Interpretive Summary: This research reveals that meadowfoam oil is acceptable as an alternative feedstock for biodiesel production. The objective of this study was to produce biodiesel from meadowfoam oil and evaluate its fuel properties, taking into consideration important biodiesel fuel standards. Meadowfoam biodiesel fuel was exceptionally stable to unwanted oxidative degradation. This result is important because normally one of the technical disadvantages of biodiesel versus petroleum diesel fuel is poor oxidative stability. These results will be important to biodiesel producers, distributors and end-users (customers) because a new biodiesel fuel was described that exhibits favorable fuel properties. This research may ultimately improve market penetration, availability and public perception of domestically produced agricultural fuels, such as biodiesel, thus affording greater national independence from imported petroleum-based fuels.

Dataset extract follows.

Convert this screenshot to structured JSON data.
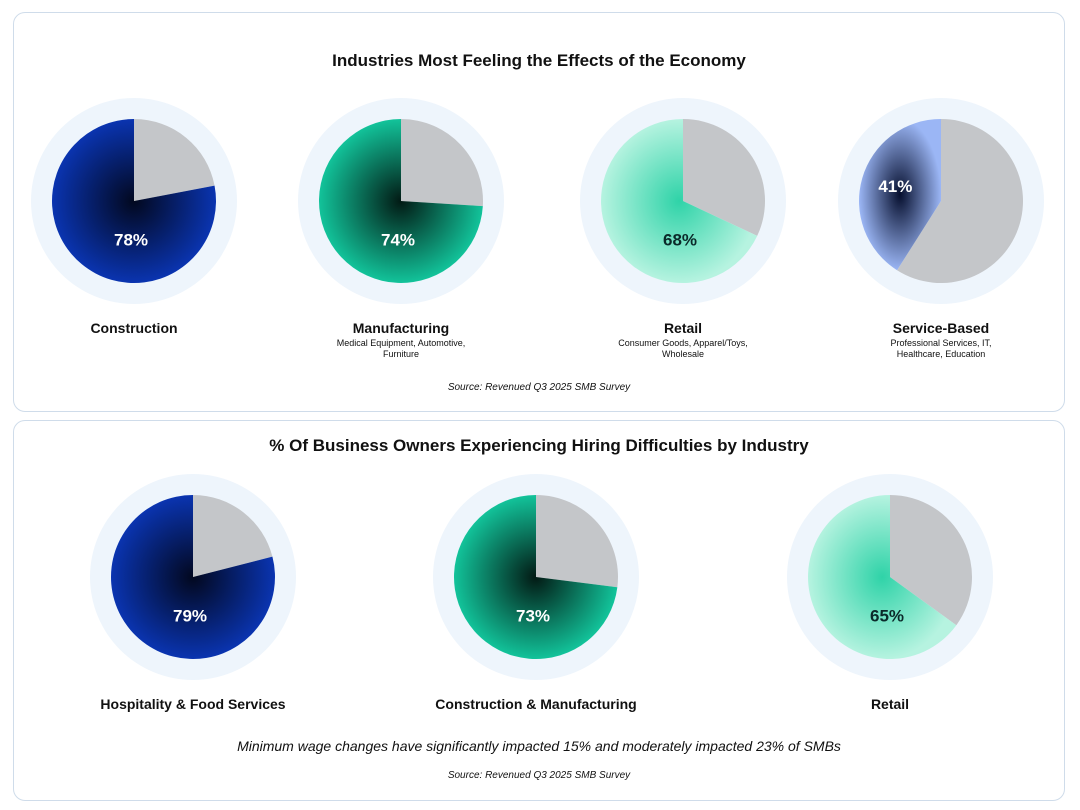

Meadowfoam (Limnanthes alba L.) seed oil methyl esters (MFME), prepared by a standard transesterification procedure using methanol and sodium methoxide catalyst from refined meadowfoam oil (MFO), were evaluated as a potential biodiesel fuel. MFME contains the unusual 5(Z)-eicosenoate (64.2 wt %) and 5(Z),13(Z)-docosadienoate (18.9 wt %). The cetane number of MFME, 66.9, is among the highest ever reported for a biodiesel fuel. In addition, MFME exhibited exceptionally high oxidative stability of 41.5 h by the Rancimat method. Kinematic viscosity was determined as 6.18 mm2/s. The cloud, cold filter plugging and pour points of MFME were determined as -6, -9, and -10 deg C, respectively. Blending MFME with soybean oil methyl esters (SME) provided kinematic viscosity and oxidative stability within ranges specified in biodiesel fuel standards ASTM D6751 and EN 14214. Other properties such as acid value, free and total glycerol content, as well as sulfur and phosphorous contents, were below limits specified in ASTM D6751 and EN 14214. Also reported are lubricity, heat of combustion and Gardner color. For sake of comparison of some fuel properties, MFME was also prepared from crude meadowfoam oil. The most conspicuous difference in fuel properties was the even greater oxidative stability of 71.6 h by the Rancimat method of MFME from crude MFO. Addition of MFME (from refined MFO) to petrodiesel improved lubricity of ultra-low sulfur petrodiesel while not adversely affecting oxidative stability and low temperature operability. In summary, MFME has unusual fuel properties as a result of its unique fatty acid composition and appears to be a satisfactory blend component for SME and petrodiesel.